I’m not sure I want to watch but I’m too stunned to protest. I watch the seven-second video, my jaw slack with shock. Seven seconds of pure torture. Max’s sleek, black car with orange trim skids for several yards on its side, then comes to a stop in the gravel.

“I can try to pull up the in-car camera if you’d like,” Jack says.

“No. Not now.” Turning toward the window, away from Jack, Tanya, and that devastating video that’s now trending on social media, I shut my eyes and try to think positive thoughts. But the horrifying crash video runs in a loop through my brain all the way to the hospital.

“They’re going to meet us at a side entrance,” Tanya says to Jack.

I turn to Lucas, who is sitting next to me. “How terrible is this? It seems terrible.”

He shakes his head. “I don’t know, Lily. I wish . . .”

“What?” I stare at him. Lucas is a handsome guy, all bronze skin, green eyes, and dark hair.

“I wish he’d kept his mind on racing and not on you.”

My eyes shut. Exactly what I need. More guilt.

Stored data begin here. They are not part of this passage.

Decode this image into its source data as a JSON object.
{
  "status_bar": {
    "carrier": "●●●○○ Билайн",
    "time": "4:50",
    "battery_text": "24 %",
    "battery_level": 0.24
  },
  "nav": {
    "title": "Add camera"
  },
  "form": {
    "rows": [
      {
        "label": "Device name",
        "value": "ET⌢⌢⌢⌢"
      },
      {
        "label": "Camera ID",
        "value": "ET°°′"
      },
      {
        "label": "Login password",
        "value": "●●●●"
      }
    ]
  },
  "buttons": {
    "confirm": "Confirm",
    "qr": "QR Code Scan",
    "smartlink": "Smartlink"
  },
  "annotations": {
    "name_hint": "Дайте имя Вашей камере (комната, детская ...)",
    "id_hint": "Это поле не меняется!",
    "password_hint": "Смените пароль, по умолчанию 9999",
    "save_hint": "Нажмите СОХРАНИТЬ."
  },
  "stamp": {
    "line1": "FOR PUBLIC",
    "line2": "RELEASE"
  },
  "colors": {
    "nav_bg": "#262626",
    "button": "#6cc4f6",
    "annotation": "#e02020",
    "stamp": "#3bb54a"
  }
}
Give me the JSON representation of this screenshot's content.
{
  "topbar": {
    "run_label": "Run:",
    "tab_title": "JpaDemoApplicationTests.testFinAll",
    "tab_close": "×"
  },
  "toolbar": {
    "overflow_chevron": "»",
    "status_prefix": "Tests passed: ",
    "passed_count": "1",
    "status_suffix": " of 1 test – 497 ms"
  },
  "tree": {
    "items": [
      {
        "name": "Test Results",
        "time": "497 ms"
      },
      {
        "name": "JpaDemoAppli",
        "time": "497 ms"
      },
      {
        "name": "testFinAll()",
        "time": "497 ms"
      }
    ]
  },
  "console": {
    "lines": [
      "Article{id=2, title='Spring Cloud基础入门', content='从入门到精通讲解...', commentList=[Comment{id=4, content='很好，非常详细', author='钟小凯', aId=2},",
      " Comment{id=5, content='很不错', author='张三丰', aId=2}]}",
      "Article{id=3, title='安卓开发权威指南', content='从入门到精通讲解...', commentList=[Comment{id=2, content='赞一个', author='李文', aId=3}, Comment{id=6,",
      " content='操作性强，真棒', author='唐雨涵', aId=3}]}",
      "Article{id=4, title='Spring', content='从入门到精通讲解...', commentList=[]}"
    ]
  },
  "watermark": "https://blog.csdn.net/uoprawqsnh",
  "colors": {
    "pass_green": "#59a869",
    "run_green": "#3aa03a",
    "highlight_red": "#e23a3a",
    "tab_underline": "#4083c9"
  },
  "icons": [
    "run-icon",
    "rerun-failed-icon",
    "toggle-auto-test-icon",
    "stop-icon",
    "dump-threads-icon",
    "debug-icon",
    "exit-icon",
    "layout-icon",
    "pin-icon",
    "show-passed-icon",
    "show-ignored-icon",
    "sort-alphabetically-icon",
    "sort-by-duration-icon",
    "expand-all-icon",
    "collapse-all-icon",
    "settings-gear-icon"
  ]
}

Once there, we jump out and are ushered into a private waiting room. It’s clearly meant for children and families because there’s a rainbow painted on one wall and a kid-sized table and chairs in a corner, along with toys. The three of us wait for what seems like hours—but it’s only twenty minutes, according to my phone. During that time I call my father and update him, then stare at the children’s toys.

Finally, three doctors walk in. I leap from my seat. “How is he?”

They recognize that I’m practically breathless with worry, and tell me to sit.

“Calm down,” one doctor, a man with a smooth bald head and a French accent, says.